Power and Everyday Life

(Formerly Social Organization/Social Order)

Power and Everyday Life introduces students to the multiple dimensions through which power permeates our everyday social worlds and shapes the organization and regulation of social life. The course considers the social organization of knowledge and the production of social and material life in their local and global dimensions. It investigates the formation of bodies, identities and selves, social institutions, and cultural practices. In addition to critiques of the status quo, students encounter ideas and practices of agency and resistance to inequitable effects of power on different social groups. This is a course that requires you, the student, to actively participate in and take responsibility for your own learning process.  We open up modes of critical inquiry that direct you to unpack the centre (taken for granted, normative features of social organization), and render everyday life, including everyday objects and practices, ‘strange’. Throughout this course, you will engage with a number of dimensions of social organization, including:

1.   The structural and institutional organization of social life.
2.   How meaning gets made through ideologies, discourses, and culture.
3.   What people do and how they do it: Everyday social life and social practices in the material world.
4.   The formation of the self and of subjectivity: “Making up” people.

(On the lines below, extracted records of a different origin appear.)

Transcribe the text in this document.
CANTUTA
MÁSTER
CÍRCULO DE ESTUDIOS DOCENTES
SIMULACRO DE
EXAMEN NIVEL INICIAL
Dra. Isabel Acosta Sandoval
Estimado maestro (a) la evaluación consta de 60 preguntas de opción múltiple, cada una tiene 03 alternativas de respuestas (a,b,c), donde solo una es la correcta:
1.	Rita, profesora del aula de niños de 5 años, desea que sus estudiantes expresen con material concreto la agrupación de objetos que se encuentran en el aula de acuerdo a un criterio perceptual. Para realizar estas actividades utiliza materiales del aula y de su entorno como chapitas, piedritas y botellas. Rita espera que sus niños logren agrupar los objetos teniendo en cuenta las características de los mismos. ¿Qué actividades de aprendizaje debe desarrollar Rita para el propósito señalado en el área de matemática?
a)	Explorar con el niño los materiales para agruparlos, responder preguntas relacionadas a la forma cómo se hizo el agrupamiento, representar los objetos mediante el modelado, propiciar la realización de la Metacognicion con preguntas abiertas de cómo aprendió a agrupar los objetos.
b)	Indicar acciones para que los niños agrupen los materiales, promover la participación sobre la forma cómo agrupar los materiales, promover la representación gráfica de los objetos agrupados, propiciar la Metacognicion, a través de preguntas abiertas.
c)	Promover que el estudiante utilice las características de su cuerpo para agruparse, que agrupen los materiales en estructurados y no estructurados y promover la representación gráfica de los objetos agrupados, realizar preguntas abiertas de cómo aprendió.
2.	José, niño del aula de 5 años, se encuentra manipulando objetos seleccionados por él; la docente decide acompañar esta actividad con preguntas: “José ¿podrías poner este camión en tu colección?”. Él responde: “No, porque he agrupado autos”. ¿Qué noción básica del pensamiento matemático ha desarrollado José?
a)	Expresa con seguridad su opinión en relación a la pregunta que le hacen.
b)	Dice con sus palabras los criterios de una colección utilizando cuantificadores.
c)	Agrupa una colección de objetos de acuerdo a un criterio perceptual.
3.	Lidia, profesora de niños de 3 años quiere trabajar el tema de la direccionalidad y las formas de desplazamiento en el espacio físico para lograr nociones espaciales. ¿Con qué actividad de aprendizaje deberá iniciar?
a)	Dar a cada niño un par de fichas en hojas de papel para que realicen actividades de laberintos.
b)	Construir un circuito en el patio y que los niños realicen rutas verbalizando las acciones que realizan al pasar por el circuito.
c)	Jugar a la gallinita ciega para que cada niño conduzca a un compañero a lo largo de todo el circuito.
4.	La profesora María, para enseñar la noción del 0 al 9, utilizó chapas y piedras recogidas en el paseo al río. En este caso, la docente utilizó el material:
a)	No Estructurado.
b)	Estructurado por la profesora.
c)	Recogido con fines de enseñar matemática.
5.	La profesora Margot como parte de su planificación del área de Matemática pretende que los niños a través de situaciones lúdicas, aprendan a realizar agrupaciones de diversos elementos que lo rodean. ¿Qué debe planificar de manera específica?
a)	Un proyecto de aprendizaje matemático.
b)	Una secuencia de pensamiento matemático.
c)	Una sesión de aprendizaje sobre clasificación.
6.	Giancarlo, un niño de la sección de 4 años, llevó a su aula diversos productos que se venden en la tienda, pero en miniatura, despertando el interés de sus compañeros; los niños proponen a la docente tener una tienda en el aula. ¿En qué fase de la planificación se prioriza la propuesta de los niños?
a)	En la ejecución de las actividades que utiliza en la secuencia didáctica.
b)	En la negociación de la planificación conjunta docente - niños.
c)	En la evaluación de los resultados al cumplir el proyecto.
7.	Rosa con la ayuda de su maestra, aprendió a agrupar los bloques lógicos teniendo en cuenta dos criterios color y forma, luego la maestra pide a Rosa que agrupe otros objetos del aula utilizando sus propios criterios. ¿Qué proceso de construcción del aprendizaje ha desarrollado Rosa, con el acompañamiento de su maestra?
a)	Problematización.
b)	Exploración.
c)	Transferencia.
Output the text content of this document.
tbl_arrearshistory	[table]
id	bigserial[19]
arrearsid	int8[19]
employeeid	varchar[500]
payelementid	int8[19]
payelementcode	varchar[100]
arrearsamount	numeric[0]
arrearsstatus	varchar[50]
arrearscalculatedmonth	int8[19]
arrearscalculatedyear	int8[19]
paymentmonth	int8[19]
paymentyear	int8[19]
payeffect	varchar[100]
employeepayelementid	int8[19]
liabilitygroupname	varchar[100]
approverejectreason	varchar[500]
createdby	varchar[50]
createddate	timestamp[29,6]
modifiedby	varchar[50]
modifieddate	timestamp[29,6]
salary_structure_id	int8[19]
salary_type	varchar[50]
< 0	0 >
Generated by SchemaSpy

We introduce you to a fairly sophisticated approach to power in order to better understand how power permeates your everyday social worlds, and we make ample use of key concepts in connecting the abstract to the everyday. We want you to learn to ask good critical analytic questions, rather than merely asking information seeking questions.  You will go beyond the why? and explore the how? How do we come to believe what we believe and how do things come to be as they are? We aim to enhance your ability to be critical consumers of information, as you explore the links between the production of knowledge and the circulation of power in contemporary Western societies. Given that so much of our knowledge derives from mass textual forms (books, internet, film, music, etc.), we will turn a critical eye to the politics of representation to explore how things are given meaning.

The team that created your textbook, Power and Everyday Practice, modelled the textbook on this very course (Sociology 2070). You will, we hope, benefit from the detailed integration of text and course content.